Pour mesurer le niveau d’intérêt pour l’odeur. Comptez le temps cumulé que l’animal passe face à la zone cible et le temps total de déplacement de la cage de la maison mobile. Au cours de la cinquième dernière séance, présentez une odeur socialement significative.
Mouillez le nouvel applicateur en coton avec quelques gouttes d’urine de souris du sexe opposé. Pour évaluer la réaction à la nouveauté, divisez la cage de la maison mobile en quatre zones. Fixez deux morceaux de coton opposés l’un à l’autre. Couleur.
Codez-les avec des marqueurs sur le côté extérieur des murs de la cage lors du premier essai. Placez deux morceaux de coton propres. Remplacez ensuite les deux par du coton imbibé d’un extrait de vanille à 1 %.
Au cours du troisième essai, placez le coton à la vanille dans la zone numéro un et le morceau de coton imbibé d’un extrait de banane à 1 % dans la zone. Deuxièmement, pour mesurer la préférence à l’absence d’odeur. Calculez le temps que les animaux passent face à l’absence d’odeur en pourcentage du temps cumulé passé face à d’autres zones.
Bonjour, je suis Leo Kiro, chercheur principal au Centre de neurosciences de l’Université d’Helsinki. J’espère que vous avez aimé regarder la vidéo et que vous l’avez trouvée utile. Nous travaillons avec deux sur la microscopie in vivo depuis cinq ans, et l’utilisation de l’esthétique générale et esthétique a toujours été une grande préoccupation parce qu’une esthétique interfère avec la fonction cérébrale, avec la circulation sanguine et tout.
Et aujourd’hui, je suis heureux que nous puissions travailler sur des animaux éveillés et réaliser des expériences d’imagerie microscopique stable et valider et vérifier les résultats que nous avions précédemment obtenus chez des animaux anesthésiés. Je suis sûr que l’utilisation de la cage de maison mobile et les méthodes que nous avons présentées aujourd’hui augmenteront la pertinence de la recherche in vivo en général et conduiront à des résultats nouveaux et révolutionnaires, et j’ai hâte d’y être.
Cette méthode crée un environnement tangible et familier dans lequel la souris peut se déplacer et explorer pendant l'imagerie microscopique ou les enregistrements électrophysiologiques unitaires, qui nécessitent une fixation ferme de la tête de l'animal.
Cette méthode permet une imagerie et une électrophysiologie stables et de haute résolution chez des rongeurs éveillés et en comportement, répondant à une limitation critique en neurosciences précliniques où les interférences liées aux anesthésiques réduisent la pertinence translationnelle.

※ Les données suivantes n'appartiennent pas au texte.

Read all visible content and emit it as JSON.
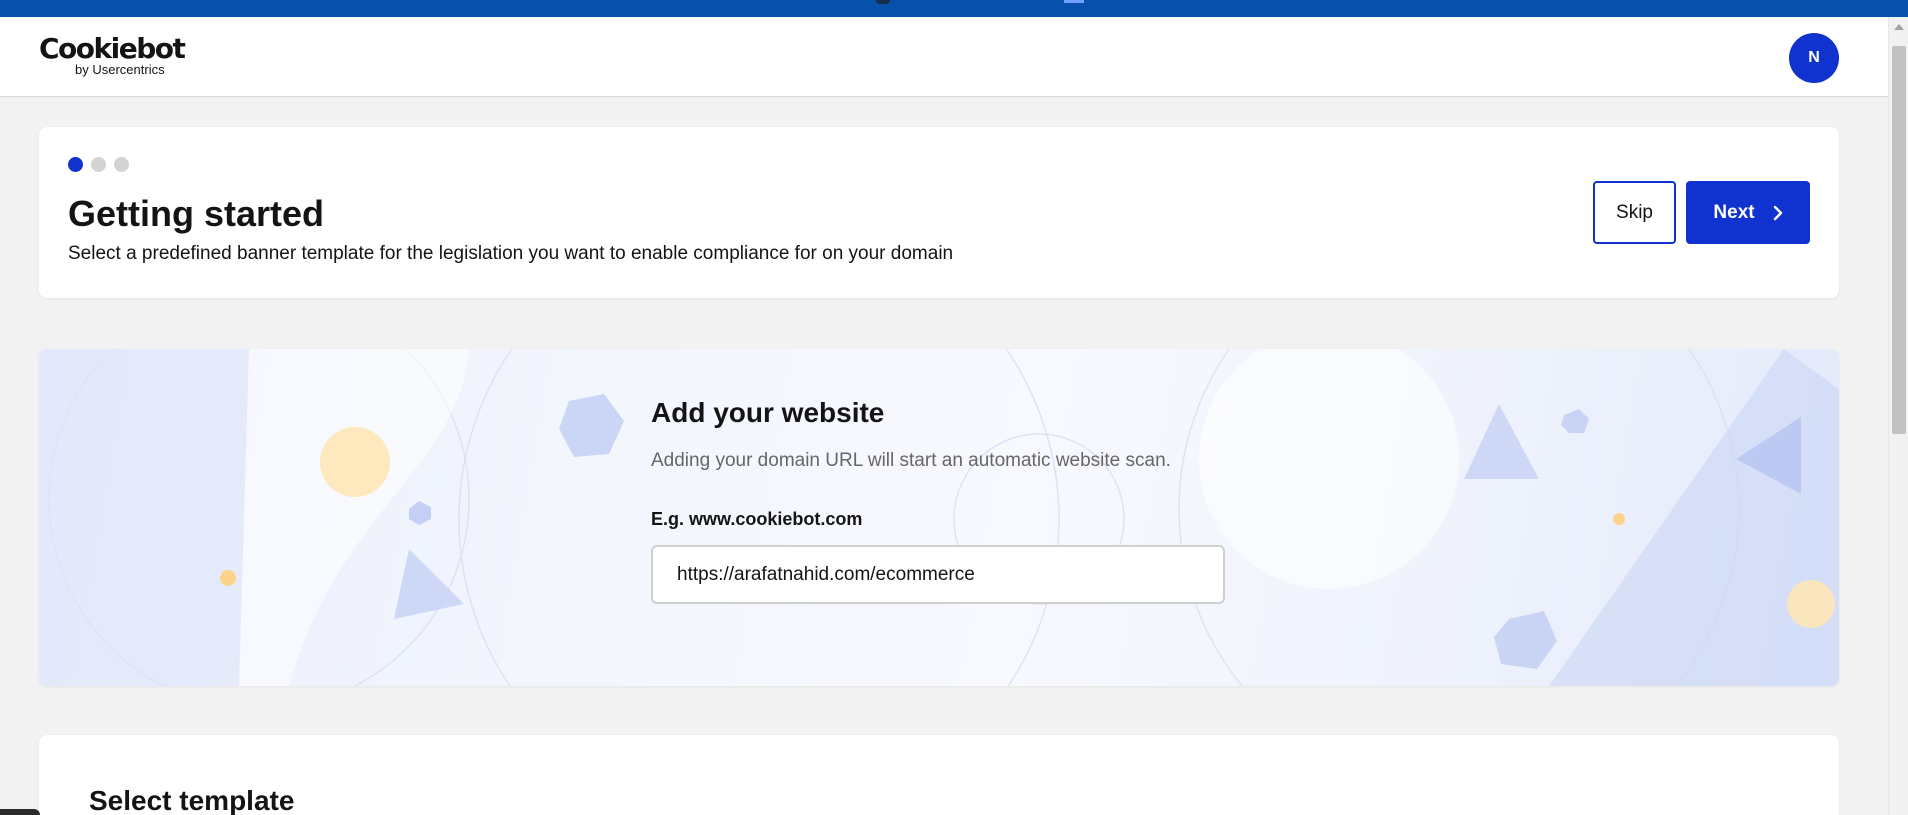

En combinant des paradigmes comportementaux avec des mesures à l'échelle cellulaire, elle facilite la détection mécanistique des cibles thérapeutiques impliquées dans les fonctions cognitives, le traitement sensoriel et le fonctionnement des circuits neuronaux. Cette approche renforce la fiabilité prédictive en phase de découverte précoce en alignant les données issues des modèles animaux sur des états cérébraux naturels.
La méthode s'intègre dans le continuum de la découverte, depuis le test d'hypothèses jusqu'à l'identification de composés candidats, permettant un affinement itératif des cibles en fonction de la physiologie d'animaux en activité.